Maynard’s miraculous journey from high school dropout to becoming the editor and owner of The Oakland Tribune began with him chasing his dreams in the 1950s. Born June 17, 1937 in Brooklyn, New York to immigrant parents from Barbados, Maynard discovered a love of writing early on.
At 16, inspired by his love of courtroom reporting, Maynard dropped out of high school and began working for the New York Age, a former African-American news weekly. Maynard then reported for the Afro-American News in Baltimore before landing his first major job working for Pennsylvania’s York Gazette and Daily in 1961.
In 1965, the Neiman Foundation for Journalism awarded Maynard with a year-long fellowship. In 1967, Maynard joined The Washington Post and became the paper’s first Black national correspondent.
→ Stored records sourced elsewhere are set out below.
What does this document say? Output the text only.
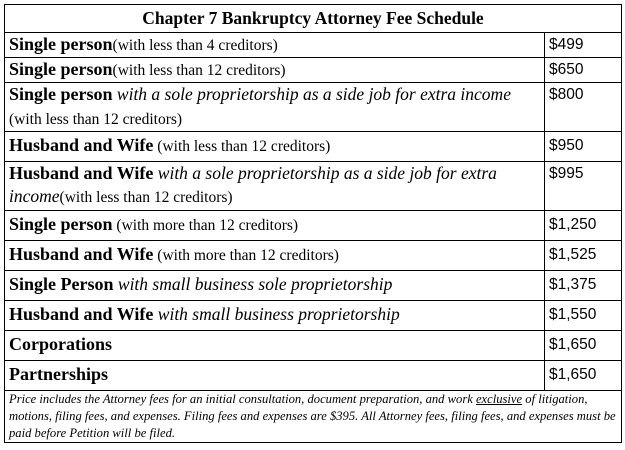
Chapter 7 Bankruptcy Attorney Fee Schedule	
Single person(with less than 4 creditors)	$499
Single person(with less than 12 creditors)	$650
Single person with a sole proprietorship as a side job for extra income (with less than 12 creditors)	$800
Husband and Wife (with less than 12 creditors)	$950
Husband and Wife with a sole proprietorship as a side job for extra income(with less than 12 creditors)	$995
Single person (with more than 12 creditors)	$1,250
Husband and Wife (with more than 12 creditors)	$1,525
Single Person with small business sole proprietorship	$1,375
Husband and Wife with small business proprietorship	$1,550
Corporations	$1,650
Partnerships	$1,650
Price includes the Attorney fees for an initial consultation, document preparation, and work exclusive of litigation, motions, filing fees, and expenses. Filing fees and expenses are $395. All Attorney fees, filing fees, and expenses must be paid before Petition will be filed.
In 1977, Maynard left The Post to open the University of California, Berkeley-based Institute for Journalism Education with his journalist wife, Nancy Hicks Maynard.
The center, which helps train minority students preparing for journalism careers and beyond, has since been renamed the Robert C. Maynard Institute for Journalism Education. Maynard joined the Oakland Tribune after being hired by the Gannett group. The paper serviced the mostly Black Oakland region and was failing miserably in comparison to larger, White-owned Bay Area publications.